I plunged my finger in deeper. Licking and sucking as I did.

I could feel her legs start to tremble. Her muscles tighten on my finger.

My cock was so hard it was painful. I tried to adjust myself. But it wasn't enough.

Was she going to come? Gods I wanted it. More than I'd ever wanted anything before. Had it been like this with Elashya? It must have. There had been passion between us. Desire. I had loved her deeply. But...she had never yielded to me. The realisation of that fact sent my mind spinning.

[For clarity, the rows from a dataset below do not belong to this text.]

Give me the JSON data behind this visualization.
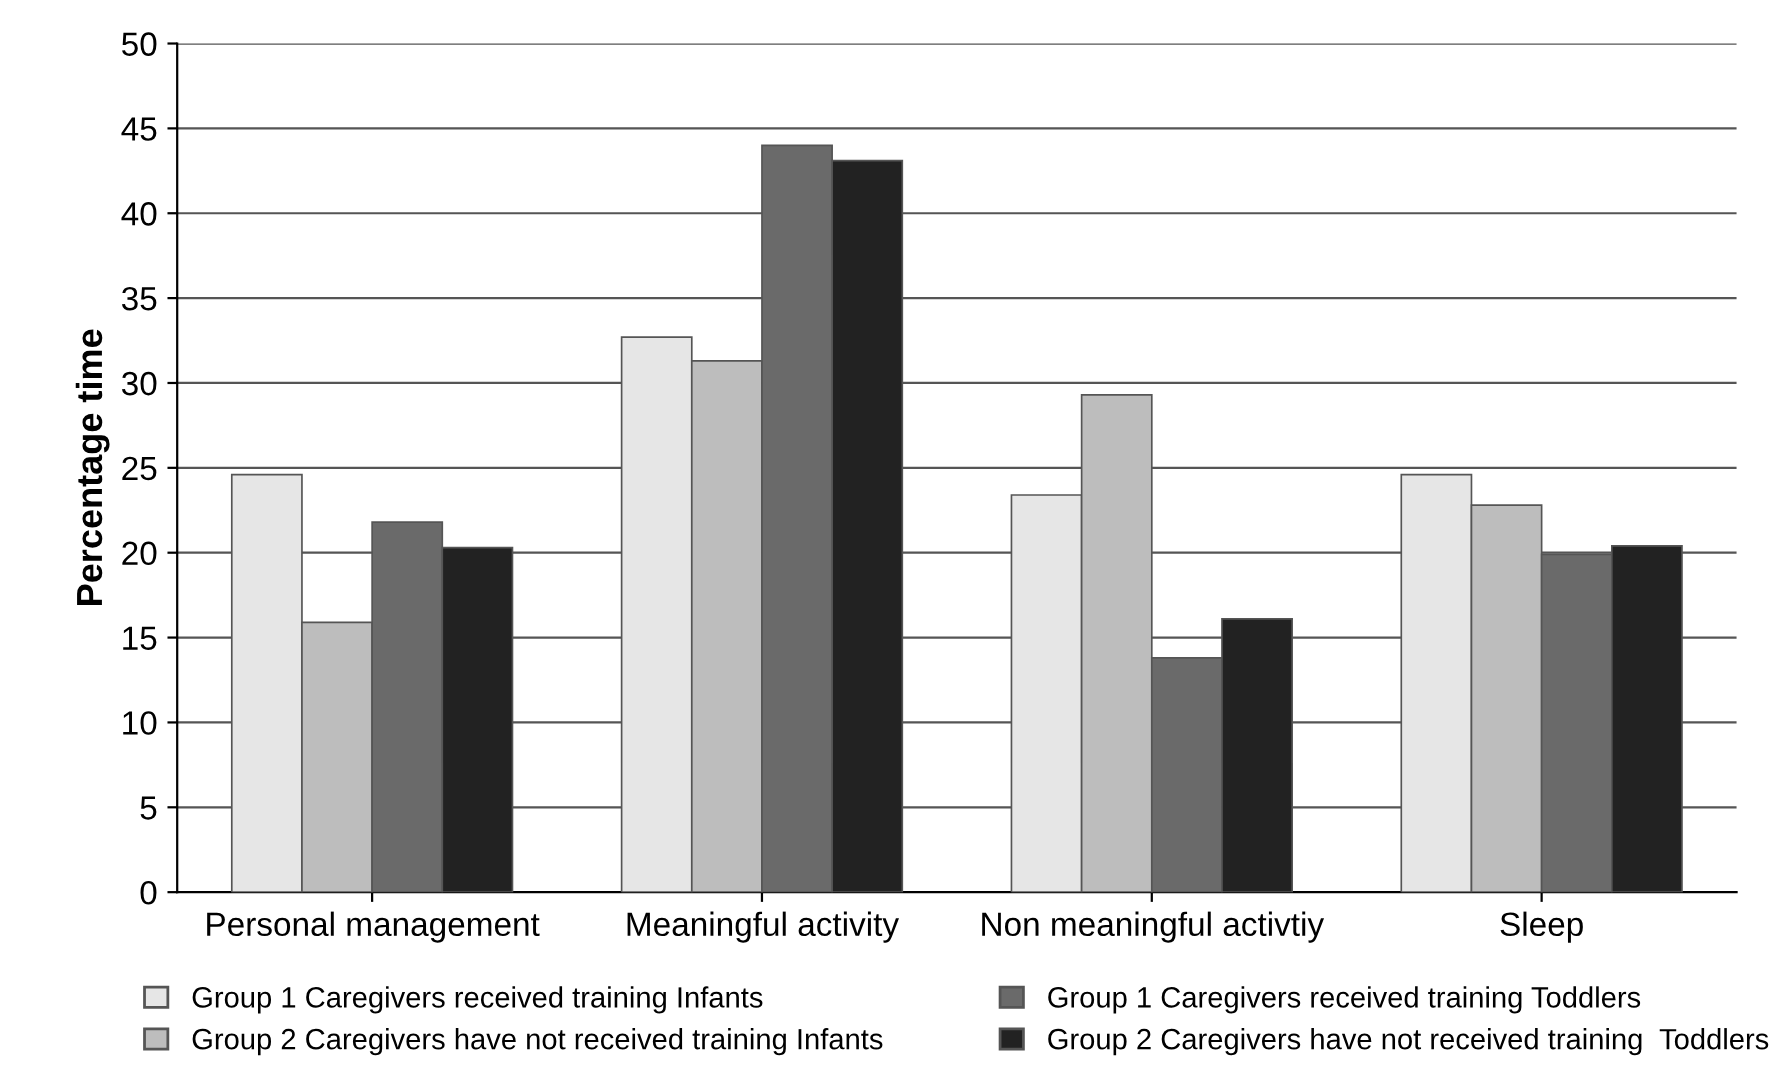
{
  "chart_data": {
    "type": "bar",
    "ylabel": "Percentage time",
    "categories": [
      "Personal management",
      "Meaningful activity",
      "Non meaningful activtiy",
      "Sleep"
    ],
    "series": [
      {
        "name": "Group 1 Caregivers received training Infants",
        "color": "#e6e6e6",
        "values": [
          24.6,
          32.7,
          23.4,
          24.6
        ]
      },
      {
        "name": "Group 2 Caregivers have not received training Infants",
        "color": "#bdbdbd",
        "values": [
          15.9,
          31.3,
          29.3,
          22.8
        ]
      },
      {
        "name": "Group 1 Caregivers received training Toddlers",
        "color": "#6a6a6a",
        "values": [
          21.8,
          44.0,
          13.8,
          19.9
        ]
      },
      {
        "name": "Group 2 Caregivers have not received training  Toddlers",
        "color": "#222222",
        "values": [
          20.3,
          43.1,
          16.1,
          20.4
        ]
      }
    ],
    "ylim": [
      0,
      50
    ],
    "yticks": [
      0,
      5,
      10,
      15,
      20,
      25,
      30,
      35,
      40,
      45,
      50
    ],
    "grid": "y",
    "legend": "bottom"
  }
}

I'd only ever felt it once before from a pretty girl I'd met at a summer party. We'd instantly hit it off. She was from a pack to the north. Her father was the head of their particular pack. When we started exploring each other, I had felt the pull then. Nowhere near as keenly as this, but it was there. I'd spoken to my father about it and he shrugged it off, as not a big deal. That it can happen. especially between strong pairs.

Pulling me from my churning thoughts, I felt her squirming against me. Urging me. So I plunged my finger a bit quicker. Faster. A bit harder. She was so unbelievably tight. So mind meltingly wet. I wanted her to shatter apart. Needed her.

"Poppy, please come for me." I begged into her mind. "Oh gods"

She was practically riding my face now and I fucking loved it.

Then her whole body stilled, went rigid. Her grip on the back of my head tightened. Her inner muscles flexed. She gasped. I contuined sucking and wrung every last drop out of her.

She started to shake. Her legs giving in.